A starting-point
What is a commentary?
What distinguishes a philosophical commentary from all other philosophical treatises? Can we pinpoint a set of presuppositions that characterize a commentary? In the colloquial sense, commenting refers to presenting opinions on or reacting to something, be it something scientific or artistic, written or spoken, advanced or ordinary. If this were all there was to commenting, it would be virtually impossible to find any philosophical works that are not commentaries. Thus philosophical commenting – or perhaps all commenting in texts – requires something more than making comments in ordinary speech. Yet some conceptual link remains between the two activities. At the least, in both cases it is vital that comments are presented about something: commenting has an object. However, this is not a sufficient criterion for identifying commentaries. In a sense, any reasonable philosophical activity is about something, whether the object is a literary product (a written or oral text) or reality.

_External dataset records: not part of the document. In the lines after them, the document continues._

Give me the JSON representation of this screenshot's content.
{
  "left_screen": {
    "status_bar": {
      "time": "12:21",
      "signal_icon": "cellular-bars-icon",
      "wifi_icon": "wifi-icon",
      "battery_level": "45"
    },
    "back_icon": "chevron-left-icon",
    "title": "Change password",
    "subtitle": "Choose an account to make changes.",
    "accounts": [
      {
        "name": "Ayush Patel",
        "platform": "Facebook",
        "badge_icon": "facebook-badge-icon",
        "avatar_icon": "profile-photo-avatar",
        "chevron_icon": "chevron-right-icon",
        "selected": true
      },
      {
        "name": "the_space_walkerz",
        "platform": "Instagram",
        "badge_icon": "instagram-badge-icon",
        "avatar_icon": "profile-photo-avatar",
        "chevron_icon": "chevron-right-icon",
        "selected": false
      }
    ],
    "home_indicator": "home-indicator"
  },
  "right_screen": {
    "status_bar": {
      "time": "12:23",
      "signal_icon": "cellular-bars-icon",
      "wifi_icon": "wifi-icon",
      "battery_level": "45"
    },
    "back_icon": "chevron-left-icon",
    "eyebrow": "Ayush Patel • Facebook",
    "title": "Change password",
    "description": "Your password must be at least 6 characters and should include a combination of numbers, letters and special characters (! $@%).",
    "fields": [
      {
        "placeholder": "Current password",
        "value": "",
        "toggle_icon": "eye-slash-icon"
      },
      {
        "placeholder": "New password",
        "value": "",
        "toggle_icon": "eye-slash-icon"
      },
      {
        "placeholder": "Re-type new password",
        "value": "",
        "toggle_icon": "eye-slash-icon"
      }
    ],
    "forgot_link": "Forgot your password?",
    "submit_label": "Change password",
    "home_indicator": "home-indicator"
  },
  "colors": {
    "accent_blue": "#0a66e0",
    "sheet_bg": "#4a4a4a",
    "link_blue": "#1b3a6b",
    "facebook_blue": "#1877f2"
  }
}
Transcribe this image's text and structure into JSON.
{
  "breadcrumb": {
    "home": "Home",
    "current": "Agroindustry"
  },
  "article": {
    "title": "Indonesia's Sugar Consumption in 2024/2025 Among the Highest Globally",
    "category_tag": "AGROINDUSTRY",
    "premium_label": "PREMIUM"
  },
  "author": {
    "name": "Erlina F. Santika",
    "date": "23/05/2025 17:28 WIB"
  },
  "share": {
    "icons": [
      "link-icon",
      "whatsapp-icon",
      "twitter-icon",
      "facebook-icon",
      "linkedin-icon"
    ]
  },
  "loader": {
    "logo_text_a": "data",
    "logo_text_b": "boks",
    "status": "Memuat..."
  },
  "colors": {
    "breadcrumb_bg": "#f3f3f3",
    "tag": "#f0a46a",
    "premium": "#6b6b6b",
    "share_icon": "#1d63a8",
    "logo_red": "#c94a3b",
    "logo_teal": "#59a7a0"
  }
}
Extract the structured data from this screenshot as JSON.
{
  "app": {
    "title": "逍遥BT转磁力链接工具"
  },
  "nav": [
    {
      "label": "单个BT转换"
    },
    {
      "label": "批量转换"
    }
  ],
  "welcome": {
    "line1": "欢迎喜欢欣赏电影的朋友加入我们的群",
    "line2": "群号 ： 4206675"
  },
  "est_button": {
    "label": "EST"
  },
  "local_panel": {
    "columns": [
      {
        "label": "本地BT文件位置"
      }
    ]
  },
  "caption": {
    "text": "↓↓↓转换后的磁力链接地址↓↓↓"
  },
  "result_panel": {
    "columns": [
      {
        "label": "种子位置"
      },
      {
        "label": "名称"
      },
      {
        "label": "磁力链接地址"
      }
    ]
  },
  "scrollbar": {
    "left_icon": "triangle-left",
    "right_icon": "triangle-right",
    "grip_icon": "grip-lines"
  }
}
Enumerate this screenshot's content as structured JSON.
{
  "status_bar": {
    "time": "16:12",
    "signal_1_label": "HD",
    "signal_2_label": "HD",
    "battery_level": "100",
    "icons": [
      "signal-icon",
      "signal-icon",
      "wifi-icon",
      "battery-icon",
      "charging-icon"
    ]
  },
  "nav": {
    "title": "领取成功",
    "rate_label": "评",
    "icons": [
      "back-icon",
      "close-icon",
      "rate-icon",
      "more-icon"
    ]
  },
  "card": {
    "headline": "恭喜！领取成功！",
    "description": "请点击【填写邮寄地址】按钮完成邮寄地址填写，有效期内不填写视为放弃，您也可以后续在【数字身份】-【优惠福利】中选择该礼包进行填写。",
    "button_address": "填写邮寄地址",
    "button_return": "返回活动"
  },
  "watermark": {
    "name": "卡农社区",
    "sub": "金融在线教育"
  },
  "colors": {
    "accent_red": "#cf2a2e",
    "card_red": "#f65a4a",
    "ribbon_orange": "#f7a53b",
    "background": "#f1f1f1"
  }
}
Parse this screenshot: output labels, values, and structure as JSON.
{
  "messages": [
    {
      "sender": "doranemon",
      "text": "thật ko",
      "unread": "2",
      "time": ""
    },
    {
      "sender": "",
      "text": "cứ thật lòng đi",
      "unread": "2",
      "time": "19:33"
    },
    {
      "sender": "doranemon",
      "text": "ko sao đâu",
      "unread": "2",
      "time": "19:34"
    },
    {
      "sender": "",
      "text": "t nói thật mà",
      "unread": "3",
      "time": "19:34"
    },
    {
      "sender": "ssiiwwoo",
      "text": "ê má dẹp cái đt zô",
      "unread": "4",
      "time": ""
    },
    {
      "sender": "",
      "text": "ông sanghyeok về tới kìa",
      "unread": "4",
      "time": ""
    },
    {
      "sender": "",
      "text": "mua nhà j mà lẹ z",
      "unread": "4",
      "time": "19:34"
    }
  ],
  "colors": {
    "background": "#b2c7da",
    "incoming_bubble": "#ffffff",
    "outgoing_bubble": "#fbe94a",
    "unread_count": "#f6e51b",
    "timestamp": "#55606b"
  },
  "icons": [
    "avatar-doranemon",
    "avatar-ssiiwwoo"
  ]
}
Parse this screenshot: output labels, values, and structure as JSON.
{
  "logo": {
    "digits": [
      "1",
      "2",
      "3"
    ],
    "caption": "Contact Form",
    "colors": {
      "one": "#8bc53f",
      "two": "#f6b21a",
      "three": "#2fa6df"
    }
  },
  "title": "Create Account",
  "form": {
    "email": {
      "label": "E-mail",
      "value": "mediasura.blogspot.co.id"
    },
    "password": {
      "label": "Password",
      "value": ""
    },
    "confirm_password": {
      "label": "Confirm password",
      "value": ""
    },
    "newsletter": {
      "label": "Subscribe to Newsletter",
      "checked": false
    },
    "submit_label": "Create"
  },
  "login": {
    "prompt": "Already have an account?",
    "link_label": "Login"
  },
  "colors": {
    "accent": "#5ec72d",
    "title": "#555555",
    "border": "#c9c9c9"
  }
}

A closer description of a commentary can be arrived at if we require that the object of a commentary be a text, written or oral. Let us call such a text “the object text” of a commentary. Commentaries in this sense can proceed more loosely if only parts of a text are commented on and others are not, and the commentary does not aim at anything like a complete coverage of the text. Such works can be distinguished from linear or formal commentaries, which follow the object text line by line and cover most of its contents.